La Autoridad de Mercados y Competencia del Reino Unido (CMA) ha entrado oficialmente en la escena de la inteligencia artificial (IA) después de anunciar un examen del impacto de la tecnología en los consumidores y la economía.
El 4 de mayo, el regulador dijo que analizará el desarrollo y la implementación de modelos básicos (aplicaciones como ChatGPT de OpenAI) en comparación con principios clave. Entre ellos se incluyen la seguridad, la transparencia, la equidad y la rendición de cuentas, entre otros.

Sarah Cardell, directora ejecutiva de la CMA, comentó que desde que las herramientas de inteligencia artificial “irrumpieron” en la esfera pública, los reguladores le han echado el ojo.
"Es una tecnología que se desarrolla rápidamente y tiene el potencial de transformar la forma en que las empresas compiten, además de impulsar un crecimiento económico sustancial".
Continuó considerando “crucial” que las empresas y los consumidores en el Reino Unido tengan acceso a los beneficios potenciales de las tecnologías de inteligencia artificial y, al mismo tiempo, estén protegidos contra información falsa. Las falsificaciones generadas por IA ya han comenzado a poblar la web, lo que ha dado lugar a demandas.
La revisión inicial examinará el mercado competitivo de los modelos básicos de IA y su uso. Los reguladores planean monitorear cómo pueden expandir y presentar oportunidades, junto con riesgos para la competencia y los consumidores.
La CMA dice que su objetivo es ayudar a que la tecnología se desarrolle de manera que "garantice mercados abiertos y competitivos y una protección eficaz al consumidor".

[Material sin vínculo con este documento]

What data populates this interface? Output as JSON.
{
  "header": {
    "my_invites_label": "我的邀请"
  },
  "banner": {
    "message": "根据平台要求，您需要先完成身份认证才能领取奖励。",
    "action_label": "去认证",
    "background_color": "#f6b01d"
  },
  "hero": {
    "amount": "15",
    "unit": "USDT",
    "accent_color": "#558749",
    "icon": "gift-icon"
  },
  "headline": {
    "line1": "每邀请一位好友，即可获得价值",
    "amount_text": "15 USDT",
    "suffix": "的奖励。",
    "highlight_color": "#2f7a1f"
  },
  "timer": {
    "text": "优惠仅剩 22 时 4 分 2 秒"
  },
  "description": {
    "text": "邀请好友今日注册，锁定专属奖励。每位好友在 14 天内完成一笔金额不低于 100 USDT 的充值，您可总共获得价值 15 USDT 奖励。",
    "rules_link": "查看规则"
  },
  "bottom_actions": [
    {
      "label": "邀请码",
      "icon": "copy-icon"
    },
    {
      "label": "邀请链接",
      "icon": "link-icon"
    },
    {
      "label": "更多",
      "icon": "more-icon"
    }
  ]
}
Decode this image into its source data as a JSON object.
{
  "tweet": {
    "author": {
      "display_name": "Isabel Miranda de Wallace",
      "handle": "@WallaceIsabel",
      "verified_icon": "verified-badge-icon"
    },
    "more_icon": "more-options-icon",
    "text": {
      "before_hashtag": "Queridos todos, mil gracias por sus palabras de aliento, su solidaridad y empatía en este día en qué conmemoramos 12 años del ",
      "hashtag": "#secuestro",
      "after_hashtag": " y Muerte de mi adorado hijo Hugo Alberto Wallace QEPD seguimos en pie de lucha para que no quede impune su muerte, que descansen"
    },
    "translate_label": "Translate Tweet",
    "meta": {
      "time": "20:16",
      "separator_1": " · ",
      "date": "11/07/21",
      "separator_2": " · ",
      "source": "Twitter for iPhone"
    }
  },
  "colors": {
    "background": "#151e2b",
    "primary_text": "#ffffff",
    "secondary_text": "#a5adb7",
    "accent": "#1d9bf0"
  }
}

Además, esta revisión tiene como objetivo producir “principios rectores” para la protección de los consumidores y al mismo tiempo apoyar una competencia sana a medida que se desarrollen dichas tecnologías. Está previsto que el informe de resultados se publique en septiembre de 2023.
Este anuncio sigue a la publicación de un libro blanco sobre IA del gobierno del Reino Unido en marzo de 2023.
El 25 de abril, el primer ministro y secretario de tecnología del Reino Unido revelaron una financiación de 100 millones de libras esterlinas (124,8 millones de dólares) para apoyar a un grupo de trabajo destinado a acelerar la preparación del país para la IA.